Par ailleurs, la victime qui dit reconnaître l’accusé car ayant été lucide au moment des faits renseigne : «je suis une gamine et c’était la première fois que j’ai eu des rapports sexuels. C’est la même nuit que les agents enquêteurs m’ont conduits à l’hôpital». Le certificat médical révèle une défloration hyménale récente, lésions ulcéreuses sur les grandes lèvres ainsi que le périnée et une présence de sperme sur les habits de la victime.
Poursuivi pour association de malfaiteurs, détournement de mineure avec fraude ou violences, viol collectif sur mineure et pédophilie, Youssoupha Ndiaye, âgé de 25 ans, a contesté tous les chefs d’accusation en soutenant que rien n’est avéré sur ce qu’on lui reprochait. Non sans donner une version pour se soustraire à sa responsabilité pénale.
«Il y avait deux individus qui avaient loué mes services pour les conduire à Toubab Dialaw. Mais, en cours de route, ils m’ont demandé de leur laisser le temps d’aller boire un verre dans le bar d’à côté dénommé « Columbia ». Ce que j’ai fait en restant dans ma voiture. Mais au moment où je les attendais, j’ai aperçu la fille qui était assise devant un bâtiment en construction être attaquée par des jeunes armés de machette vers 3 heures du matin».
À en croire l’accusé, ces agresseurs l’ont menacé de me tuer s’il refusait de les embarquer avec la gamine dans la voiture pour ensuite les transporter dans la forêt. «Je ne pouvais rien faire puisque je n’étais pas armé. Nous avons quitté Diamniadio pour aller à Sebi Ponty. Ils m’ont éconduit du véhicule avant d’accomplir leur sale besogne. Je connais l’un des présumés violeurs que j’avais embarqués dans mon véhicule. Il s’appelle Ousmane», se dédouane-t-il.

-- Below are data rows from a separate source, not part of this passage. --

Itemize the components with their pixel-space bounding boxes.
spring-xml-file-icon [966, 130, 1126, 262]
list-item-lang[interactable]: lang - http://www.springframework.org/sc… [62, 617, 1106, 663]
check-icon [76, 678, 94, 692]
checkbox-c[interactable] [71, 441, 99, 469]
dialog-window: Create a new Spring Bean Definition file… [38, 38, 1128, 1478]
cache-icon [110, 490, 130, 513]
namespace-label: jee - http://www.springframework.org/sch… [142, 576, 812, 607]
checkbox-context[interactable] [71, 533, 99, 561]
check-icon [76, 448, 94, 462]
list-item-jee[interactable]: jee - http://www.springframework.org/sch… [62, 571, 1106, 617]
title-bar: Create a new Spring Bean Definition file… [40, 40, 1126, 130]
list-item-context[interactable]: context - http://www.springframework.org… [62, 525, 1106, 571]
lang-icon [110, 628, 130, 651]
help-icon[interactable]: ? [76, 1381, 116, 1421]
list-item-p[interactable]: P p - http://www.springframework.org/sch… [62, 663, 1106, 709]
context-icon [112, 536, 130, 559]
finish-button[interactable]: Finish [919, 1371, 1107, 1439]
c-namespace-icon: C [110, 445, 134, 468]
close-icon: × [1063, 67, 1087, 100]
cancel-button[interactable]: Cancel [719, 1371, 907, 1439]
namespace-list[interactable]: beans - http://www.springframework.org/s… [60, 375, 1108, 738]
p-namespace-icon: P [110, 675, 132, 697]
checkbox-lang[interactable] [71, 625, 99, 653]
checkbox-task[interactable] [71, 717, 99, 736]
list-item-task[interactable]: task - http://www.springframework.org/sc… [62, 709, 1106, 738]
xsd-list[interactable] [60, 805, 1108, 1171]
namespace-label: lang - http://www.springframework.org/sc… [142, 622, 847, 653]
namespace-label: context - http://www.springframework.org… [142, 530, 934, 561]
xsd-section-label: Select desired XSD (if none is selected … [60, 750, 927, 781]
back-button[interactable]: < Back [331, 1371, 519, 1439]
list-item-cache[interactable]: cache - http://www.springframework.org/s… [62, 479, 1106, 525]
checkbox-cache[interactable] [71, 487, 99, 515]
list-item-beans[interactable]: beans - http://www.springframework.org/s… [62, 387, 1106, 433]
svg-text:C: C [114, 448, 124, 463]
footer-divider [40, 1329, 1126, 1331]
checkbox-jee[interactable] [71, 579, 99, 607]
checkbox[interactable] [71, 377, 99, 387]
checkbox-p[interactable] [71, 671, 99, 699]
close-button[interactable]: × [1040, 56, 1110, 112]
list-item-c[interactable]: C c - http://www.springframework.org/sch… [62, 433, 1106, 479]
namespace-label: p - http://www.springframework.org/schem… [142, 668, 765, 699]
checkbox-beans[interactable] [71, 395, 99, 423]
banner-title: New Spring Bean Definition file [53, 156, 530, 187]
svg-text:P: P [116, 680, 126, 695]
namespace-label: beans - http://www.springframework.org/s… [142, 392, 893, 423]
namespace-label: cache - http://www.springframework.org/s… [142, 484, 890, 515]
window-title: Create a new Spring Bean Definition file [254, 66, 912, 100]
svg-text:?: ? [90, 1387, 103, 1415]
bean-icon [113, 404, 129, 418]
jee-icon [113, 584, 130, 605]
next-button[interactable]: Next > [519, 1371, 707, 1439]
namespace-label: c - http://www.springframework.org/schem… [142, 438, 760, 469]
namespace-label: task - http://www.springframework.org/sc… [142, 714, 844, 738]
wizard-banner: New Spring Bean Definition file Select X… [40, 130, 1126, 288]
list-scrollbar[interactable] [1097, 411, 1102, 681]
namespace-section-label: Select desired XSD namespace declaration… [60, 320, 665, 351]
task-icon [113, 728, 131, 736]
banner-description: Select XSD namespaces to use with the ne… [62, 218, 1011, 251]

- Bâ, le père de la victime a réclamé un dédommagement de 5.000.000 de francs. Le représentant du ministère public pour qui les faits reprochés à Youssoupha ne souffre d’aucun doute a requis contre celui-ci une peine de 20 ans de réclusion criminelle. À la suite de la défense qui estime qu’il n’y a aucun élément probant dans le dossier, le tribunal a mis l’affaire en délibéré au 18 mai prochain.